A student in my grade opened up to me about her own self-harming. She said the worst and most unhelpful thing is when people make her feel bad about harming herself.

“When someone just gives me a disappointed or pitiful look, it makes me feel more uncomfortable than comfortable,” she said. “But if they really talk to me and ask me why I do it, it can be good.”

She said that if a person continually pities them after they have learned about the self-harm or fixates on their condition, it can compound the problem by perpetually reminding them of their mental state.

Talking helps only when the friend has a kind and supportive reaction, the student said. She appreciates being listened to properly. Best of all, she said, is simply “a warm, encouraging hug.”

Many say schools should take a stronger lead.

A 16-year-old student from my school told me that she worries about reacting inappropriately and causing a fellow adolescent to relapse or triggering more self-harm.

Several young people I spoke to said schools should take a stronger lead in educating students about how to handle stress.
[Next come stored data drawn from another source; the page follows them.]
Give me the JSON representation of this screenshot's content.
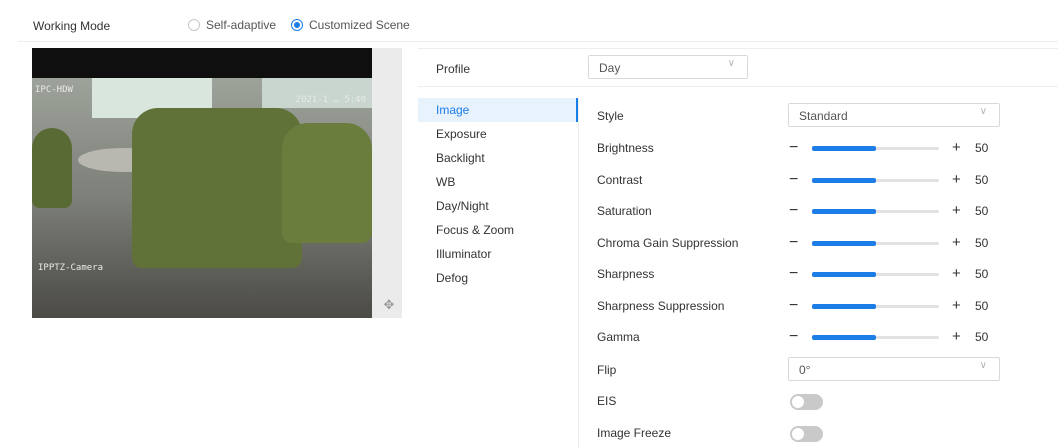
{
  "working_mode": {
    "label": "Working Mode",
    "options": [
      {
        "label": "Self-adaptive",
        "checked": false
      },
      {
        "label": "Customized Scene",
        "checked": true
      }
    ]
  },
  "preview": {
    "osd_top_left": "IPC-HDW",
    "osd_top_right": "2021-1 … 5:40",
    "osd_bottom_left": "IPPTZ-Camera"
  },
  "profile": {
    "label": "Profile",
    "value": "Day"
  },
  "nav": {
    "items": [
      "Image",
      "Exposure",
      "Backlight",
      "WB",
      "Day/Night",
      "Focus & Zoom",
      "Illuminator",
      "Defog"
    ],
    "active": "Image"
  },
  "settings": {
    "style": {
      "label": "Style",
      "value": "Standard"
    },
    "sliders": [
      {
        "label": "Brightness",
        "value": "50",
        "level": 50
      },
      {
        "label": "Contrast",
        "value": "50",
        "level": 50
      },
      {
        "label": "Saturation",
        "value": "50",
        "level": 50
      },
      {
        "label": "Chroma Gain Suppression",
        "value": "50",
        "level": 50
      },
      {
        "label": "Sharpness",
        "value": "50",
        "level": 50
      },
      {
        "label": "Sharpness Suppression",
        "value": "50",
        "level": 50
      },
      {
        "label": "Gamma",
        "value": "50",
        "level": 50
      }
    ],
    "flip": {
      "label": "Flip",
      "value": "0°"
    },
    "eis": {
      "label": "EIS",
      "on": false
    },
    "image_freeze": {
      "label": "Image Freeze",
      "on": false
    }
  },
  "symbols": {
    "minus": "−",
    "plus": "+",
    "chevron": "∨",
    "move": "✥"
  },
  "colors": {
    "accent": "#1b7de6"
  }
}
The sooner young people develop healthy strategies, the better, experts say.

Hänsli said teachers regularly receive training on how to help students handle stress. “The schools I know are already doing a great deal on the subject of stress management, and they do this in a considered, systematic way and at regular intervals,” he said.

However, I conducted a survey on Instagram of young people aged 13 and 17 from various schools in Zurich. Only 13 out of 70 respondents said they received guidance on how to handle stress, and most of the 13 said the advice didn’t really help because it was not well done.

Most of the schools represented in my survey that have offered stress management guidance are private schools or have worked with Hänsli. Some schools have started offering guidance only in recent years, so many students who are 16 or 17 years old would not have received help.

My survey suggests that schools should pay more attention to stress and self-harm because research indicates it is a growing problem involving increasing numbers of students needing mental or emotional support.

Three questions to consider:

  1. What are three reasons why some youths self-harm?
  2. What can you to help someone who self-harms?
  3. What can schools do to help?
lbeckenbauer

Lucy Beckenbauer is a student at Realgymnasium Rämibühl Zurich. Her favorite subjects are Art, English and Italian. Outside of school, she plays basketball and enjoys drawing and reading. As she looks to the future, graphic design is an area that interests her.